For my seventh birthday I asked my dad to steal us a bike. Not any old model, mind, but the Boomerang Mountain 509. Mustard-cloud finish, all the trimmings. The forty-seven Japanese gears, the bolstered Californian frame, the Great British air tyres. Fractal steering.

'I can't locate that shit,' he says. 'How about a new computer?'

I tell him I've got two already and if he doesn't deliver the bike, I'm telling the cops about him.

'Give Melvin what he wants, you useless twat,' my mam says.

I like my mam, she can swear.

'You get to work,' my dad says to my mam, 'before we all go starving.' Then he turns back to me, saying, 'Steal your own fucking bike, you want some flash. Haven't I taught you good enough?'

Anyway, he gives in to my wishes eventually, with Mam's help, but only to turn up with a lilac-finish, nineteen-geared Wombat 207! Put stabilizers on it, I couldn't be more embarrassed.

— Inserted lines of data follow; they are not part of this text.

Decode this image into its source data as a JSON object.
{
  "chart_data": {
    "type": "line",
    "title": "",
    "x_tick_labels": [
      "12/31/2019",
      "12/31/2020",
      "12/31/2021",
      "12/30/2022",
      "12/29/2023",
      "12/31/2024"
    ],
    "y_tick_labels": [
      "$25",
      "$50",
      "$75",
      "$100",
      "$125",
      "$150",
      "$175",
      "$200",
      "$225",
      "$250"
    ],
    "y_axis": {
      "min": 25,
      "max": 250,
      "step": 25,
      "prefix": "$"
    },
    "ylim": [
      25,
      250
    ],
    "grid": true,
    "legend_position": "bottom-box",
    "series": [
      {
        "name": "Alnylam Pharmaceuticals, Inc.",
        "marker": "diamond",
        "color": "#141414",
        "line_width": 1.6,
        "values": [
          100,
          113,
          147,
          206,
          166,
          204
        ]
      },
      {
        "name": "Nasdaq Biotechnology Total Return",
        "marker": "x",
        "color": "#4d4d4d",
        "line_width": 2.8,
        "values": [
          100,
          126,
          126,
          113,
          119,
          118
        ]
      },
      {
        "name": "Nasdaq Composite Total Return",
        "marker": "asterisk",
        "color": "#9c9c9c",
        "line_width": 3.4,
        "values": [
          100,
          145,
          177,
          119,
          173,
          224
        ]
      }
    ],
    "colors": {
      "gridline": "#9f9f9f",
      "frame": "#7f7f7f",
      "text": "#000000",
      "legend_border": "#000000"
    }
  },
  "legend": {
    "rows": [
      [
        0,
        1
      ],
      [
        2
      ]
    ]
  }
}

'Well say something, you fucker,' says my dad.

'Thanks, Dad,' I say, but thinking really you should get arrested for stealing such shit.

'Happy birthday, Melvin,' says my mam. 'Go on now, you'll be late for school.'

But I had my own wheels now, and the school could go fuck itself. So I ride myself over to the old biscuit factory on Hamlet Road. It was raining like forever and the factory looked great against the sky, like a hollow skull with a thousand broken windows for eyes. My dad had his last real job there, making tons of custard creams and bourbons and digestives. But now that place didn't make crumbs, even.

Anyway, there's this waste ground behind the factory. Where they pulled down the hospital and didn't put up shit to replace it. There used to be a pond there but that got drained and now there's just a hole.

Just a fucking great hole in the ground. Absolutely!

The crew was out there, circling the hole, making a noise and riding down into it like crazy stuff off a vid game.